There is nothing in the US Constitution about filibusters, but traditionalists in the Senate from both parties cling to it. Most state legislatures don't allow filibusters, and minority obstruction is almost unheard of in other democracies around the world. America stands alone in its love for the filibuster. The only substantial law passed in the past 20 years- the Affordable Care Act, only passed because Al Franken won a senate seat in Minnesota by 300 votes to give the Democrats a very short-lived 60 vote majority. Had that not happened, Republicans would have successfully filibustered and blocked the ACA.


The idea behind the filibuster was to encourage bi-partisan compromise, but that hasn't happened in our hyper-polarized congress. Senators are more afraid of losing donors or being primaried if they are seen as cooperating with "the enemy", so compromise has become a thing of the past, except inside of party caucuses.


And then there is the bizarre process called budget reconciliation. Thanks to complex Senate rules, certain laws can pass in limited circumstances with a simple majority, and this is the only way that anything gets done at all. The problem with reconciliation bills, such as thee one being considered in 2021, is that people try to cram as much law into them as possible because it's the only way to pass anything. Laws are not meant to be crammed together- they should be spelled out and debated, just as Bill and the founders would have wanted.


No one understands, reads, or talks about the actual issues in a reconciliation bill, just the price tag or the tax implications. It's a terrible way to run a country, and we deserve better. But because of the filibuster, it's the only way forward for anything of substance. Even worse, reconciliation bills are subject to a veto from an un-elected official known as the Senate Parliamentarian, who can decide if something doesn't fit the required process.


There are some interesting ideas in the Build Back Better bill now being led through reconciliation- child care, family leave, child tax credits, climate change provisions, Medicare expansion and lower prescription drug prices. There is a legitimate debate about how to pay for them, or any of the expensive things in all of the reconciliation bills that have added to our deficit. In a sane system each item would be introduced and discussed in separate bills and voted in or out by a simple majority. But in our system they are all crammed together without any meaningful discussion and fed to a closely divided congress where a few hesitant Senators and thousands of lobbyists can hold it up or cut it back.
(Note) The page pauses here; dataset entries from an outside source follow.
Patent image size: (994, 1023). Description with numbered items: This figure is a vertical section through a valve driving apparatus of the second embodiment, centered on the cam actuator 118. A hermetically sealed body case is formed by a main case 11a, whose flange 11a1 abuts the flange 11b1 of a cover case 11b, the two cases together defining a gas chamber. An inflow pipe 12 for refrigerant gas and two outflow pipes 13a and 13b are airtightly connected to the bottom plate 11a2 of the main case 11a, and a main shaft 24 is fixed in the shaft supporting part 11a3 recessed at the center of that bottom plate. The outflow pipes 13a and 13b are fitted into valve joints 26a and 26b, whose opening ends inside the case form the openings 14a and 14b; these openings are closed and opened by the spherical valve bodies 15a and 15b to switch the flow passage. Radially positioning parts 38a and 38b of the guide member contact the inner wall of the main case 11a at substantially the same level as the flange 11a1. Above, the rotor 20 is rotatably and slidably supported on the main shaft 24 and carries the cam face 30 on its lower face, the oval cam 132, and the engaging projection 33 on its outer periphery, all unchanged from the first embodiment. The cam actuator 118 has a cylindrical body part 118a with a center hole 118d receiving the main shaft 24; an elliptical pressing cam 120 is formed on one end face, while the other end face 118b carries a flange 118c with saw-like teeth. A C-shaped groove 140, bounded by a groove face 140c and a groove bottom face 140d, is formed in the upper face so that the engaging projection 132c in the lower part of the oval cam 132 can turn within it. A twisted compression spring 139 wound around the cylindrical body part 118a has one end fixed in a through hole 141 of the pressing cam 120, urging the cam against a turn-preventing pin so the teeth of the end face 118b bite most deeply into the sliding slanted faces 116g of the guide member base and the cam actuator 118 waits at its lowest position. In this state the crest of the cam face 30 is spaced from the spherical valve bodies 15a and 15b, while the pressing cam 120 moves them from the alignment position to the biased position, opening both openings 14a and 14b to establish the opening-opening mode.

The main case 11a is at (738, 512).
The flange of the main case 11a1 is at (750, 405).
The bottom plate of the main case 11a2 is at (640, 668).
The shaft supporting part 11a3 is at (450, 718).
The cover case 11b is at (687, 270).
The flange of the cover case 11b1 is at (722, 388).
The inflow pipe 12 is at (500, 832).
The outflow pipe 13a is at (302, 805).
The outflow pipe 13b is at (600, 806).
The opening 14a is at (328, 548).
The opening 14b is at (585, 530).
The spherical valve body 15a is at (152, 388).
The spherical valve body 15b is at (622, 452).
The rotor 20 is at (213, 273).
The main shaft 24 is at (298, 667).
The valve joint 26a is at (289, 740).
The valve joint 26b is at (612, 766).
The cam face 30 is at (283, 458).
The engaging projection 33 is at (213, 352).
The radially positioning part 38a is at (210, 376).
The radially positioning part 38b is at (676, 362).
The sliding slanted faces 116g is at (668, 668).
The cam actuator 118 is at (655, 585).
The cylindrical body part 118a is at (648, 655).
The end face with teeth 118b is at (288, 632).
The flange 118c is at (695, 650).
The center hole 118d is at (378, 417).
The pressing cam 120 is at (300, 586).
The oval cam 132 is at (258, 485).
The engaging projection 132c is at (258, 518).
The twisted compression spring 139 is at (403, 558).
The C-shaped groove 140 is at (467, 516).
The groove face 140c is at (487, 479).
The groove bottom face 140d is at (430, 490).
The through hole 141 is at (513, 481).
Passing a bill into a law should be a sober, organized process with input from all of the affected parties- from single parents to retirees, but that isn't happening. If Bill were made today he'd be a huge stack of paper a mile high flying around the US Capitol with random congressmen and women adding and deleting things and nobody understanding much about what was in it. 245 years into its existence, America deserves better. Things need to get done and problems need to get addressed, which is kind of what democracy is all about.